What if one day the chief complaint from church going Christians were to be something like this:
The problem with our old church is that we weren’t being exercised. We’re looking for a church where we can work, serve, and maybe even suffer. We want to pay a price for something other than adding a new education wing to our building. We want to put it all on the line and do something crazy for God. We’re tired of being fed. We’ve been fed so much, for so long, that we’ve gotten fat. We’re spiritually obese and we can’t take it anymore. We want to be exercised!
Now that’s a metaphor.
It’s also a problem.
Pastors, let’s go ahead and admit it. If our churches were suddenly inundated with such complaints, we’d be the ones who would need to start wearing a diaper.
1 comment:
I know right where he is going. I've been the one wanting to be fed but not being willing to eat what was good for me.

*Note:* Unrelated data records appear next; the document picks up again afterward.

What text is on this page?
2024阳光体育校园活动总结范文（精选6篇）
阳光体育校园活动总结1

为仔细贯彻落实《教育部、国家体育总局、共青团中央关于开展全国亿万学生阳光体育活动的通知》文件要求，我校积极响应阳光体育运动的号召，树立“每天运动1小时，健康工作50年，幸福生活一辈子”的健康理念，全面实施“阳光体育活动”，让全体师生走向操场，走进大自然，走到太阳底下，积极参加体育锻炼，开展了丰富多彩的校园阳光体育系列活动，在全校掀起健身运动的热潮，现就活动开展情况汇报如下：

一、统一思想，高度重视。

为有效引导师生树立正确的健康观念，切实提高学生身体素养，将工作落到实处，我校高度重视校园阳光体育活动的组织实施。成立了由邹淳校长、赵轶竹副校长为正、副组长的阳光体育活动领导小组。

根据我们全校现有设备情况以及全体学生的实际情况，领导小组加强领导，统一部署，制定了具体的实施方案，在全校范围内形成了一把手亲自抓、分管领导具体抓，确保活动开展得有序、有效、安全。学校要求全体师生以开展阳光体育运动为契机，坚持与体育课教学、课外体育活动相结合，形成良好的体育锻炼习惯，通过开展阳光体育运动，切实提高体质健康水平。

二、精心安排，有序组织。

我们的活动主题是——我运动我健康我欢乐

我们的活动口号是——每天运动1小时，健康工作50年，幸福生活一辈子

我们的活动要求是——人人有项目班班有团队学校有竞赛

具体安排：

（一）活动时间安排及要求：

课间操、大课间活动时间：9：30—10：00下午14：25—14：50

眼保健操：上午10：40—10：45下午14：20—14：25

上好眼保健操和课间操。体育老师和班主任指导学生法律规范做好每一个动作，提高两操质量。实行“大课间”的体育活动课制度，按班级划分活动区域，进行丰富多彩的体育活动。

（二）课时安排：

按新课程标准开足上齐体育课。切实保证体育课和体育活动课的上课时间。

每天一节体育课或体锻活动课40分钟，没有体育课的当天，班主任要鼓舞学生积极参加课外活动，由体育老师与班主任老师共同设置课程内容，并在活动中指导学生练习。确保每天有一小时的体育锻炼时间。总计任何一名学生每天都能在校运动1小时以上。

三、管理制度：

Today, I'm on the other side of the street. I want to be fed and realize that I have a seat at the banquet table with more than enough of every good thing God can feed me with. Strangely, with each bite I find myself taking, I want more. It's not out of greed but from the feeling of revival and strengthening I get from all that He has for me. I feel like I've reached a point in my relationship where being fed just means I'm being filled with God's desire for my life.